Why Was I Forced to Leave School at Age 16?
by Yuanyuan
December 7, 2002
(Clearwisdom.net) I had never thought, even in my dreams, that I, who
loved to study, would be forced to leave school, leave my beloved teacher and
schoolmates. Since childhood, the education I had received was to love my
country. But did I love it wrongly? Who was it that changed my beloved country
like this?
I learned Falun Gong in Beijing in 1996, when I was ten years old. With my
parents' help, I started to study the books and cultivate my xinxing
(moral character, mind or heart nature). I often went to the practice site with
my dad to join the group exercises. Life was peaceful and happy at that time.
Also after practicing Falun Gong, a hereditary disease in my trachea that had
bothered me for a very long time, and which all attempts to cure had failed--
also greatly improved. My medical expenses were reduced dramatically. Gradually,
I didn't even need to spend one cent on medical expenses. Since then, I have
never suffered from the pain of illnesses.
Something I could never have expected did happen beginning on July 20, 1999.
In the my beloved country, brutality, deception and violence descended upon my
peaceful and happy family. Since Mom and Dad didn't want go against their
conscience to say that Falun Gong is not good, they went to appeal at the
Appeals Bureau, and were detained many times. When I was in the second grade of
Junior High School, the police--those people who in my mind had been the ones
who punish evil and reward good--called me out from an English class and told me
if I would persuade my mother to stop practicing Falun Gong, they would let me
visit her. I didn't want to do so. Those officers talked and cursed, nonstop.

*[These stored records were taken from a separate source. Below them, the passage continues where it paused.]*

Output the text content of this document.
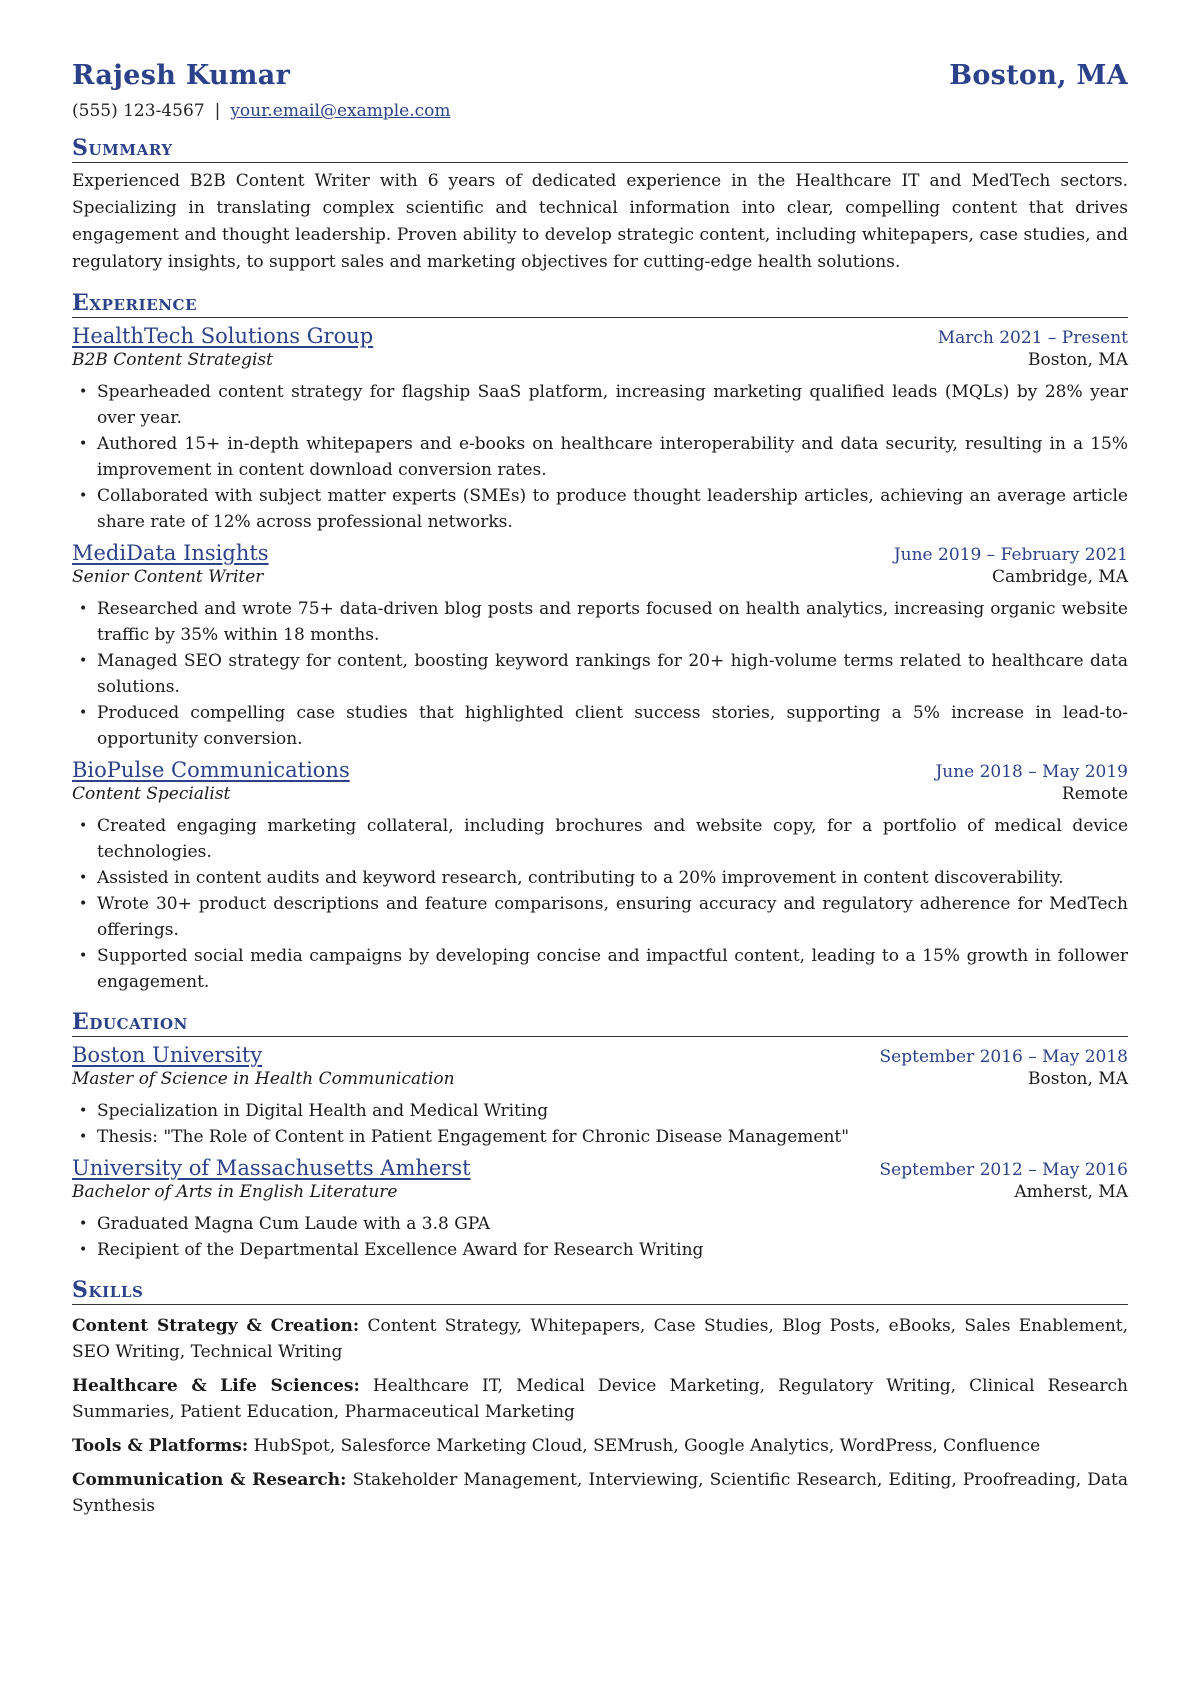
Rajesh Kumar	Boston, MA
(555) 123-4567 | your.email@example.com
Summary
Experienced B2B Content Writer with 6 years of dedicated experience in the Healthcare IT and MedTech sectors. Specializing in translating complex scientific and technical information into clear, compelling content that drives engagement and thought leadership. Proven ability to develop strategic content, including whitepapers, case studies, and regulatory insights, to support sales and marketing objectives for cutting-edge health solutions.
Experience
HealthTech Solutions Group	March 2021 – Present
B2B Content Strategist	Boston, MA
• Spearheaded content strategy for flagship SaaS platform, increasing marketing qualified leads (MQLs) by 28% year over year.
• Authored 15+ in-depth whitepapers and e-books on healthcare interoperability and data security, resulting in a 15% improvement in content download conversion rates.
• Collaborated with subject matter experts (SMEs) to produce thought leadership articles, achieving an average article share rate of 12% across professional networks.
MediData Insights	June 2019 – February 2021
Senior Content Writer	Cambridge, MA
• Researched and wrote 75+ data-driven blog posts and reports focused on health analytics, increasing organic website traffic by 35% within 18 months.
• Managed SEO strategy for content, boosting keyword rankings for 20+ high-volume terms related to healthcare data solutions.
• Produced compelling case studies that highlighted client success stories, supporting a 5% increase in lead-to-opportunity conversion.
BioPulse Communications	June 2018 – May 2019
Content Specialist	Remote
• Created engaging marketing collateral, including brochures and website copy, for a portfolio of medical device technologies.
• Assisted in content audits and keyword research, contributing to a 20% improvement in content discoverability.
• Wrote 30+ product descriptions and feature comparisons, ensuring accuracy and regulatory adherence for MedTech offerings.
• Supported social media campaigns by developing concise and impactful content, leading to a 15% growth in follower engagement.
Education
Boston University	September 2016 – May 2018
Master of Science in Health Communication	Boston, MA
• Specialization in Digital Health and Medical Writing
• Thesis: "The Role of Content in Patient Engagement for Chronic Disease Management"
University of Massachusetts Amherst	September 2012 – May 2016
Bachelor of Arts in English Literature	Amherst, MA
• Graduated Magna Cum Laude with a 3.8 GPA
• Recipient of the Departmental Excellence Award for Research Writing
Skills
Content Strategy & Creation: Content Strategy, Whitepapers, Case Studies, Blog Posts, eBooks, Sales Enablement, SEO Writing, Technical Writing
Healthcare & Life Sciences: Healthcare IT, Medical Device Marketing, Regulatory Writing, Clinical Research Summaries, Patient Education, Pharmaceutical Marketing
Tools & Platforms: HubSpot, Salesforce Marketing Cloud, SEMrush, Google Analytics, WordPress, Confluence
Communication & Research: Stakeholder Management, Interviewing, Scientific Research, Editing, Proofreading, Data Synthesis
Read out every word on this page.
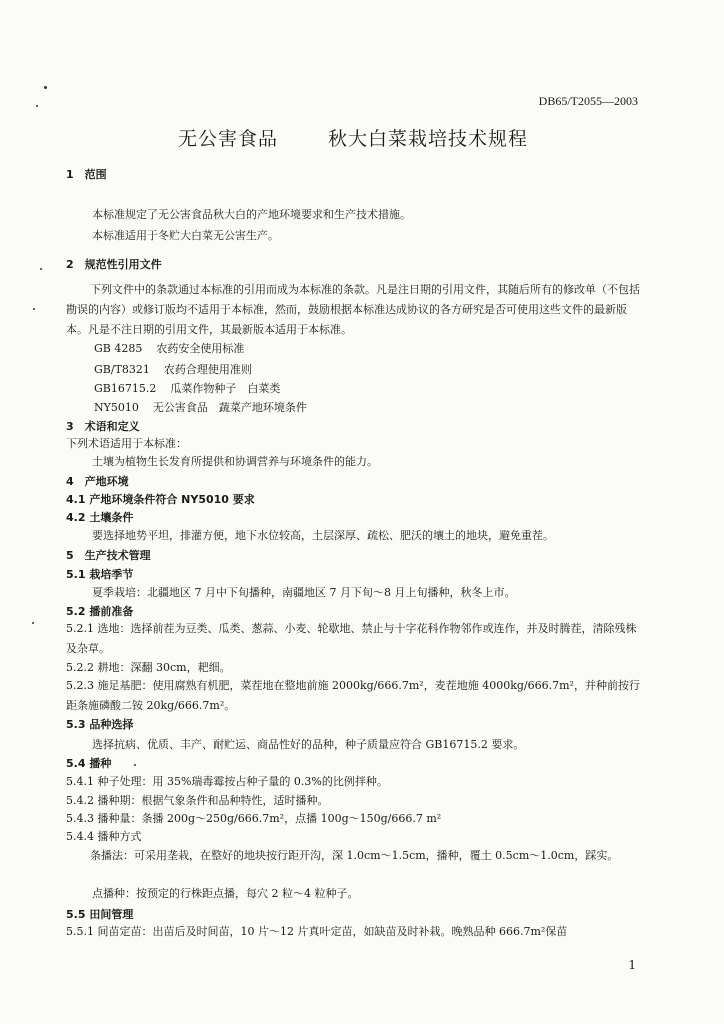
DB65/T2055—2003
无公害食品	秋大白菜栽培技术规程
1　范围
本标准规定了无公害食品秋大白的产地环境要求和生产技术措施。
本标准适用于冬贮大白菜无公害生产。
2　规范性引用文件
下列文件中的条款通过本标准的引用而成为本标准的条款。凡是注日期的引用文件，其随后所有的修改单（不包括勘误的内容）或修订版均不适用于本标准，然而，鼓励根据本标准达成协议的各方研究是否可使用这些文件的最新版本。凡是不注日期的引用文件，其最新版本适用于本标准。
GB 4285 农药安全使用标准
GB/T8321 农药合理使用准则
GB16715.2 瓜菜作物种子　白菜类
NY5010 无公害食品　蔬菜产地环境条件
3　术语和定义
下列术语适用于本标准：
土壤为植物生长发育所提供和协调营养与环境条件的能力。
4　产地环境
4.1 产地环境条件符合 NY5010 要求
4.2 土壤条件
要选择地势平坦，排灌方便，地下水位较高，土层深厚、疏松、肥沃的壤土的地块，避免重茬。
5　生产技术管理
5.1 栽培季节
夏季栽培：北疆地区 7 月中下旬播种，南疆地区 7 月下旬～8 月上旬播种，秋冬上市。
5.2 播前准备
5.2.1 选地：选择前茬为豆类、瓜类、葱蒜、小麦、轮歇地、禁止与十字花科作物邻作或连作，并及时腾茬，清除残株及杂草。
5.2.2 耕地：深翻 30cm，耙细。
5.2.3 施足基肥：使用腐熟有机肥，菜茬地在整地前施 2000kg/666.7m²，麦茬地施 4000kg/666.7m²，并种前按行距条施磷酸二铵 20kg/666.7m²。
5.3 品种选择
选择抗病、优质、丰产、耐贮运、商品性好的品种，种子质量应符合 GB16715.2 要求。
5.4 播种
5.4.1 种子处理：用 35%瑞毒霉按占种子量的 0.3%的比例拌种。
5.4.2 播种期：根据气象条件和品种特性，适时播种。
5.4.3 播种量：条播 200g～250g/666.7m²，点播 100g～150g/666.7 m²
5.4.4 播种方式
条播法：可采用垄栽，在整好的地块按行距开沟，深 1.0cm～1.5cm，播种，覆土 0.5cm～1.0cm，踩实。
点播种：按预定的行株距点播，每穴 2 粒～4 粒种子。
5.5 田间管理
5.5.1 间苗定苗：出苗后及时间苗，10 片～12 片真叶定苗，如缺苗及时补栽。晚熟品种 666.7m²保苗
1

Right before they left, one of them pointed at me with his eyes wide open and
shouted at me, "I'll give you one more chance. Are you going or not?" Feeling a
bit afraid and wronged, I was already crying, but very firmly I told him, "No, I
am not going!"
Since then, my life has no longer been peaceful. In junior high school, this
kind of "talk" happened to me three times. When I was in class, I was suddenly
called out, threatened and questioned. Unexpectedly, on May 1, right before my
graduation exams from Junior High School when I just turned fifteen, personnel
from the street administration committee and the head of my school used the
excuse of visiting my mother to trick me into a brainwashing class.
Because of worrying and the constant harassment, I only got admitted into an
average high school. At that time, my dear mother was forced to leave home
again, and had not been back for over one year. The persecution against me
wasn't over yet, either.
In the beginning of September of this year, the school secretary and the vice
president asked me out for another "talk." They asked me if I still practiced
Falun Gong. I told them righteously that I still do. I also told them how I
benefited from it and that Dafa is good. Dafa practitioners are being
persecuted, and are being treated unjustly. By that time I thought they had
understood, but against my expectation, in the late afternoon on September 28,
the evil police once again kidnapped my father and me to the brainwashing class.
A few days later, I felt close to a mental collapse. The tremendous pressure and
the endless lies made me feel suffocated every second. I wanted to cry but I was
tearless. Finally, I had to leave high school and wander about like my mother.
I want to say loudly, "This is not what I want! This is a choice I had to
make against my will."
Those of you who got angry because you failed to brainwash me: Do you know
why I didn't appreciate you when you tried to so-called "save" me while being
deceived yourselves?
When you confiscated our apartment and said that you would cancel my
qualification for the entrance exam to high school under pressure, do you know
why I wasn't moved by that?
When you helped a tyrant to do evil, and said if I continue to practice Falun
Dafa, you would send me, a girl under the age of 18 who didn't do anything wrong
to a forced labor camp, do you know why was I so firm and unshakeable?
When you were utterly furious and wanted to arrest me again to persecute me
further, do you know why I still kindly persuaded you to do good deeds? I did it
because Falun Dafa is Good! It's because "coercion cannot change people's
hearts."
I want to tell you: Dafa is indestructible. Only those who believe the Truth
will have a bright future! Don't do things anymore that will harm yourselves and
others. My country and the people I love, please, wake up!